Indications for renal biopsy were nephrotic syndrome (characterized by edema, hypoalbuminemia [<3.5 g/L], dyslipidemia, and proteinuria ≥3.5 g/24 hours [h]), or nephrotic-range proteinuria (proteinuria ≥3.5 g/24 h), rapidly progressive glomerulonephritis (RPGN, characterized by hematuria and/or proteinuria on urinalysis associated with rapid decline in renal function indicated by progressively increasing serum creatinine levels, which may occur over days, weeks, or months prior to renal biopsy), sub-nephrotic proteinuria (isolated proteinuria >1.0 g/24 h), dysmorphic hematuria associated with some grade of proteinuria, renal dysfunction if unknown origin, and renal manifestations of systemic diseases.

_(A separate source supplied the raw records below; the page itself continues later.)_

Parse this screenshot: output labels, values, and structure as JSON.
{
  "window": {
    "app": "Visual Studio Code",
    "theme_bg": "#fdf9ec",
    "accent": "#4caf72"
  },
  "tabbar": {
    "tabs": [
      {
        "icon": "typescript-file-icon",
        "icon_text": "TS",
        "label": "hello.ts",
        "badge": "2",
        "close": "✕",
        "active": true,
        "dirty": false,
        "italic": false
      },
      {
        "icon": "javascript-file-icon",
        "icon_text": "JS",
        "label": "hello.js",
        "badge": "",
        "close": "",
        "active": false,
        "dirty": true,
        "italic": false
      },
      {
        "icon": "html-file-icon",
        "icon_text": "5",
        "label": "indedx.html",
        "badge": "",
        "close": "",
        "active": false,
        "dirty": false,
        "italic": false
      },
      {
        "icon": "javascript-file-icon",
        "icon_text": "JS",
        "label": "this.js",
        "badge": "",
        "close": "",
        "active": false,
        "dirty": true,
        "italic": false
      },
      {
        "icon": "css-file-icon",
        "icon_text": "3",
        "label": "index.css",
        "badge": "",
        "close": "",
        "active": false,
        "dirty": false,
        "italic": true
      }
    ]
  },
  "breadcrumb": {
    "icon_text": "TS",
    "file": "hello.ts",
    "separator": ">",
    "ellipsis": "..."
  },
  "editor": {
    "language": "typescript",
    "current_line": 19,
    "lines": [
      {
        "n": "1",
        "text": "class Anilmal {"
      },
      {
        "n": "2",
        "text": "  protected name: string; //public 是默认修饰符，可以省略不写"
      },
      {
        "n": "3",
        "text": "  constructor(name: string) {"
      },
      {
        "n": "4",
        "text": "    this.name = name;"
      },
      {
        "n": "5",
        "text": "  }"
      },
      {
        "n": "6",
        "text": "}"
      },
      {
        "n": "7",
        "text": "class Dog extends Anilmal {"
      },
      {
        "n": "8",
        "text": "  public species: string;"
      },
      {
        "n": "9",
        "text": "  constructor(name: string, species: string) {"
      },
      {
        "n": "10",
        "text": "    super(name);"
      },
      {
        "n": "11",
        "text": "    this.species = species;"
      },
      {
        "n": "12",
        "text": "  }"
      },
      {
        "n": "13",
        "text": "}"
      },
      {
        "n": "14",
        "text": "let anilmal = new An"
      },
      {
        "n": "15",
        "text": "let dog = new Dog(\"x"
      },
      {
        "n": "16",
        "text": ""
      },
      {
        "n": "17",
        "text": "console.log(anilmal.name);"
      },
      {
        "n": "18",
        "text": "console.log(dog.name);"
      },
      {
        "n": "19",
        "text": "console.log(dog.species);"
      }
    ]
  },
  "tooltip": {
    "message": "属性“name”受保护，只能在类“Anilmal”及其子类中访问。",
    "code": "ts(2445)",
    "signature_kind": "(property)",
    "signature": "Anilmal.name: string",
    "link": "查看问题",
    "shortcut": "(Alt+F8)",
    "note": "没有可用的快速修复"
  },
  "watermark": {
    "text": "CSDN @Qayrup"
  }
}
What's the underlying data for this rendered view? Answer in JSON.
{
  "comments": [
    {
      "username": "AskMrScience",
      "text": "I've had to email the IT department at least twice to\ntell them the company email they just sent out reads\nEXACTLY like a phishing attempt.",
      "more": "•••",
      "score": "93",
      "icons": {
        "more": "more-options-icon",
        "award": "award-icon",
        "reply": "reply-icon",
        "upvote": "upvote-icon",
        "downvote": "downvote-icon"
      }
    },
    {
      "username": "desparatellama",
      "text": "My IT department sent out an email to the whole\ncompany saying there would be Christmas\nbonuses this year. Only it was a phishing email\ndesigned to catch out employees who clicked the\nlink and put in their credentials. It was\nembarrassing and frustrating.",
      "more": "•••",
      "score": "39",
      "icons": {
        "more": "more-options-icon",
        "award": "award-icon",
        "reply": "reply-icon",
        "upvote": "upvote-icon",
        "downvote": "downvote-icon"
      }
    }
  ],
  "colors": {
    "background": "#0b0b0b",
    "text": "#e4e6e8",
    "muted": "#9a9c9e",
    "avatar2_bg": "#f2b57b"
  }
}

Evaluation performed upon admission
The following parameters were evaluated upon admission: hemoglobin, serum sodium, potassium, ionic calcium, phosphorus, and albumin levels, pH and bicarbonate levels, serum total cholesterol and its fractions, serum triglycerides, serum creatinine and urea levels, as well as 24-h urinary protein excretion. The glomerular filtration rate (GFR) was estimated using the Modification of Diet in Renal Disease Study Group (MDRD) equation (6).
All patients underwent kidney and urinary tract ultrasonography. The length of the kidneys was recorded in all patients.
Optical microscopy analysis and immunofluorescence studies were performed for histopathological diagnostic confirmation as well electron microscopy, when indicated. All analysis was performed by a single renal pathologist.
We evaluated the serum creatinine level upon admission, during hospitalization, and specific time-points after discharge until 12 months after the kidney biopsy. The reading that showed the lowest level during hospitalization was considered the baseline serum creatinine level because laboratory data prior to hospitalization were unavailable. The highest serum creatinine level during hospitalization was used to diagnose AKI.
Acute kidney injury
We defined and classified AKI observed during hospitalization based on the Kidney Disease: Improving Global Outcomes (KDIGO) criteria using only serum creatinine levels (7). AKI was defined as an increase in serum creatinine ≥0.3 mg/dL over ≤48 hours or a ≥1.5-fold increase in serum creatinine over baseline levels within the 7 days. AKI was classified into 3 stages as follows: stage 1: ≥1.5 to 1.9-fold increase in serum creatinine levels or an increase of 0.3 mg/dL compared with baseline levels, stage 2: ≥2.0 to 2.9-fold increase in serum creatinine levels compared with baseline levels, and stage 3: >3.0-fold increase in serum creatinine levels compared with baseline creatinine levels or serum creatinine levels >4.0 mg/dL with an increase of at least 0.5 mg/dL, or the initiation of renal replacement therapy.
The following outcomes were assessed: kidney function (evaluated by serum creatinine levels), need for dialysis initiation, and mortality within 12 months after kidney biopsy.
Data were expressed as mean and standard deviation for normally distributed variables and as median and quartiles (25–75%) for variables showing non-normal distribution. Parametric distribution was confirmed using the Shapiro-Wilk test. We used the Student's t-test or the Mann-Whitney test for numerical variables and the Chi-square test for comparison between nominal variables.
For covariance analyze repeated measures of creatinine and for intergroup comparison of data, we used the Generalized Estimation Equations and applied the autoregressive structure correlation matrix (1) and gamma distribution with log link.
Variables that were significantly associated with AKI on univariate analysis (p<0.05) were subjected to multivariate logistic regression analysis for variables such as age and sex.
A p value <0.05 was considered statistically significant. SPSS software, version 20.0 (IBM Corp, USA, 2011) was used for statistical analysis.